In den USA halten sich Millionen von Menschen auf, die illegal eingereist waren. Die politischen Meinungen, was man mit ihnen anfangen solle, gehen seit Jahren hin und her.
Präsident Obama hatte mit einem — strikt verfassungswidrigen — Programm, DACA genannt (Deferred Action for Childhood Arrivals), die Abschiebung jugendlicher Illegaler (zärtlich Dreamers genannt) ausgesetzt. Viele durften, ohne Aufenthaltsberechtigung, sogar arbeiten.
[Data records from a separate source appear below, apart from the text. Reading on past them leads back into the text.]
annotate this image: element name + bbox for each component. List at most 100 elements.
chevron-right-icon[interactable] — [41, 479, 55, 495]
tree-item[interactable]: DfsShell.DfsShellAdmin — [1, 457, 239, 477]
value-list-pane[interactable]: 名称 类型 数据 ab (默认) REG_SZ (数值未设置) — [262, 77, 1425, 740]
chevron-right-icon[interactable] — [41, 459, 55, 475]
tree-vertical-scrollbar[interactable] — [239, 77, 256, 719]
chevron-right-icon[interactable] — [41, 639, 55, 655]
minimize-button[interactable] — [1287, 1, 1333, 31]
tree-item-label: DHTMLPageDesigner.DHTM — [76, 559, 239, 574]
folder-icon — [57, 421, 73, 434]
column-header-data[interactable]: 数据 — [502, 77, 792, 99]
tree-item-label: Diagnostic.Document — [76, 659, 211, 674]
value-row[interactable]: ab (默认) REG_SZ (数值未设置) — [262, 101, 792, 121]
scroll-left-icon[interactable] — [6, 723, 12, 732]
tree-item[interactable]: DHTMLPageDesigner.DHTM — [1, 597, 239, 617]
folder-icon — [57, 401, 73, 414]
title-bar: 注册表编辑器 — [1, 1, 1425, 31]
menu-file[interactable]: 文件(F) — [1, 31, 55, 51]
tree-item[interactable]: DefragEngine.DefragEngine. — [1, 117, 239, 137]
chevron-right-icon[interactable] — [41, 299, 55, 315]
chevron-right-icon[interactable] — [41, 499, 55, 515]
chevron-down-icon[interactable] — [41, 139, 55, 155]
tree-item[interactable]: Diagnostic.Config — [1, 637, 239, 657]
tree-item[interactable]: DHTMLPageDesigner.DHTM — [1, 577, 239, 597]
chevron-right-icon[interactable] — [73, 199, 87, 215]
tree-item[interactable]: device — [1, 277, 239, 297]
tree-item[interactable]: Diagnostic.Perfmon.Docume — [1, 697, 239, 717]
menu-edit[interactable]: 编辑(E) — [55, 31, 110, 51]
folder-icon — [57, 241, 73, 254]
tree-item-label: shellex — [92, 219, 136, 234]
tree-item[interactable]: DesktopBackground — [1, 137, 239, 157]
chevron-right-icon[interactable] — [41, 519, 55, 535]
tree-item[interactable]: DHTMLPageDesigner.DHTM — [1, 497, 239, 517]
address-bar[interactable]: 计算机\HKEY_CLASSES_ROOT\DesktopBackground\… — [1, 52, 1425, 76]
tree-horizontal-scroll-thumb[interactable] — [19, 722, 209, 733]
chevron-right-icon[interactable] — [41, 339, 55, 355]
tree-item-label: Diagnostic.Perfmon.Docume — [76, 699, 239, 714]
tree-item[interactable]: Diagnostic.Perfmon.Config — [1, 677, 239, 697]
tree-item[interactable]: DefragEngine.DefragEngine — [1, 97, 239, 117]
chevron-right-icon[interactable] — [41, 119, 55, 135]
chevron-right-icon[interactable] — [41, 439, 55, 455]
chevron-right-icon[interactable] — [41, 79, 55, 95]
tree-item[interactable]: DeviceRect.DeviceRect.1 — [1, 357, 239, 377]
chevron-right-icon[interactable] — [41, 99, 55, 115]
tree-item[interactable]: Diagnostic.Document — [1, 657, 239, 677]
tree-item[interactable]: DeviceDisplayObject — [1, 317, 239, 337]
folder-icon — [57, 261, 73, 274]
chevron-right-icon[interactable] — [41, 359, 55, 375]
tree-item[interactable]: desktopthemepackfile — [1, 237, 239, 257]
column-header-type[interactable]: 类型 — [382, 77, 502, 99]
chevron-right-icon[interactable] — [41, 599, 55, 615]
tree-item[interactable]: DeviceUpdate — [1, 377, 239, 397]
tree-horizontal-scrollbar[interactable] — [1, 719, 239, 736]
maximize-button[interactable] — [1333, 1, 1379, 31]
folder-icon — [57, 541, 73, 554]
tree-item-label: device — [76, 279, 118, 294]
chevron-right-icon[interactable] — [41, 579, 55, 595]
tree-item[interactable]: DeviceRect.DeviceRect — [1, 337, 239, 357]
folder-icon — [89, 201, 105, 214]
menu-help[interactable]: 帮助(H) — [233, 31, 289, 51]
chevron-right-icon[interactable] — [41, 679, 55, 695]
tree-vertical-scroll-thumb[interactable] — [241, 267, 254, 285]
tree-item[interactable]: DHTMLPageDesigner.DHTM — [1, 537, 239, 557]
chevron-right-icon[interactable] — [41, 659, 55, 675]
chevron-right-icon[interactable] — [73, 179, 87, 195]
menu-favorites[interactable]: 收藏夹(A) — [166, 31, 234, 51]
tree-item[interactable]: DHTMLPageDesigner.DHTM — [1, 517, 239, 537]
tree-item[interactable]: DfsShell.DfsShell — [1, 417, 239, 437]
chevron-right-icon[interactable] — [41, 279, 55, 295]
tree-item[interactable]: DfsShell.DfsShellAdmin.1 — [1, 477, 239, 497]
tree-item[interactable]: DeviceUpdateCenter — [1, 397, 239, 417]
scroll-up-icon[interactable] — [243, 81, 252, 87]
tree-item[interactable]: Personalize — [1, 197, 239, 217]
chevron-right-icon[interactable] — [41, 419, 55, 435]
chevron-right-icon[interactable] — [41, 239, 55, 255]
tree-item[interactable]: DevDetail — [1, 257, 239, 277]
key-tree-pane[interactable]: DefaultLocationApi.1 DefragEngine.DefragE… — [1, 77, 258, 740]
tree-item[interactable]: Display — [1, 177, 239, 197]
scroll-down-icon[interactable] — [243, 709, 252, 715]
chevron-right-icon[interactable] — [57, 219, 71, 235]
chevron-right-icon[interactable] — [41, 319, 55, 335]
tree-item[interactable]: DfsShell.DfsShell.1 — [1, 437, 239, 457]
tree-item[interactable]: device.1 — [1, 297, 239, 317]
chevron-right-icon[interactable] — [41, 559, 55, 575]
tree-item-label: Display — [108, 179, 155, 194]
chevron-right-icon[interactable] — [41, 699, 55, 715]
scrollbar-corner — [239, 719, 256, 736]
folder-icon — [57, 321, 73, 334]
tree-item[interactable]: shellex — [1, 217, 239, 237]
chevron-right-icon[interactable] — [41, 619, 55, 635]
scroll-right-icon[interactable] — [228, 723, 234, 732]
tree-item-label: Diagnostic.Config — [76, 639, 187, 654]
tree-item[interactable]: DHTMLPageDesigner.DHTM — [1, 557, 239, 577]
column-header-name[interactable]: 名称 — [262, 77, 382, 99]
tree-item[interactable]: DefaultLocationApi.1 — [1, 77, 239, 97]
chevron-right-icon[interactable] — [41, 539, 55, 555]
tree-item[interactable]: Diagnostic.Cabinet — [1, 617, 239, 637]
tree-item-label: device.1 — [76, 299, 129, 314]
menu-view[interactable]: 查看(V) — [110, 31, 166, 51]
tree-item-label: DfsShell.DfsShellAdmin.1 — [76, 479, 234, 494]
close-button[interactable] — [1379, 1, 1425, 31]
In einigen Bundesstaaten, so in Utah, wurden ihnen spezielle „privilegierte“ Führerscheine ausgestellt.
Sein Nachfolger, Präsident Trump, hob das DACA-Programm als illegale Amnestie Illegaler nun auf. Wie bei allem, was Donald Trump anordnet, kam es auch deswegen sofort zu teils gewalttätigen Demonstrationen.
Einer der Gründe der von den Demokraten inszenierten Proteste ist einleuchtend: Millionen Illegaler hatten bei den Wahlen der letzten Jahre mitgewählt. Obama selbst hatte an die 2 Millionen Stimmen auf diese Weise erhalten. Erhebungen zufolge hätten bis zu 2,8 Millionen von ihnen für Hillary Clinton gestimmt. Auf dieses gewaltige Wählerpotential wollen Demokraten nicht verzichten.
Die demokratischen Abgeordneten Luz Escamilla, Rebecca Chavez-Houck, Angela Romero und Mark Wheatley protestierten mit eigenartigen Argumenten gegen die Aufhebung von DACA. “We remind you that these Americans will lose their legal right to work and go to school the moment DACA ends, and they will be at immediate risk for deportation,” schrieben sie an den Präsidenten.
Es wäre unmenschlich, fände der Kongress keine Wege, um Menschen, die als Kinder illegal eingereist seien, wieder auszuweisen, so etwa Utah Attorney General Sean Reyes.
Die Studentin Yisarai Valbuena, 21, meinte, DACA hätte ihr das Recht gegeben, zu studieren und durch ihre Arbeit Geld für das Studium zu verdienen.
Würden sich diese Proteste durchsetzen, dann hätte Obama mit einem Federstrich nicht nur die Einwanderungsgesetze der USA, sondern das gesamte Rechtssystem außer Kraft gesetzt — diese Befugnis stand ihm aber nicht zu.
Die Gegner der DACA-Aufhebung übersehen auch, alle diese Menschen, die als Kinder illegal in die USA eingeschleppt worden sind, die illegal arbeiten, studieren, Sozialeinrichtungen nutzen und, ja, teilweise auch wählen, fehlen ihren eigenen Ländern.
In jeden Staat der Welt kann man legal einreisen, legal arbeiten, legal studieren. Sondergesetze für Illegale stellen all das in Frage.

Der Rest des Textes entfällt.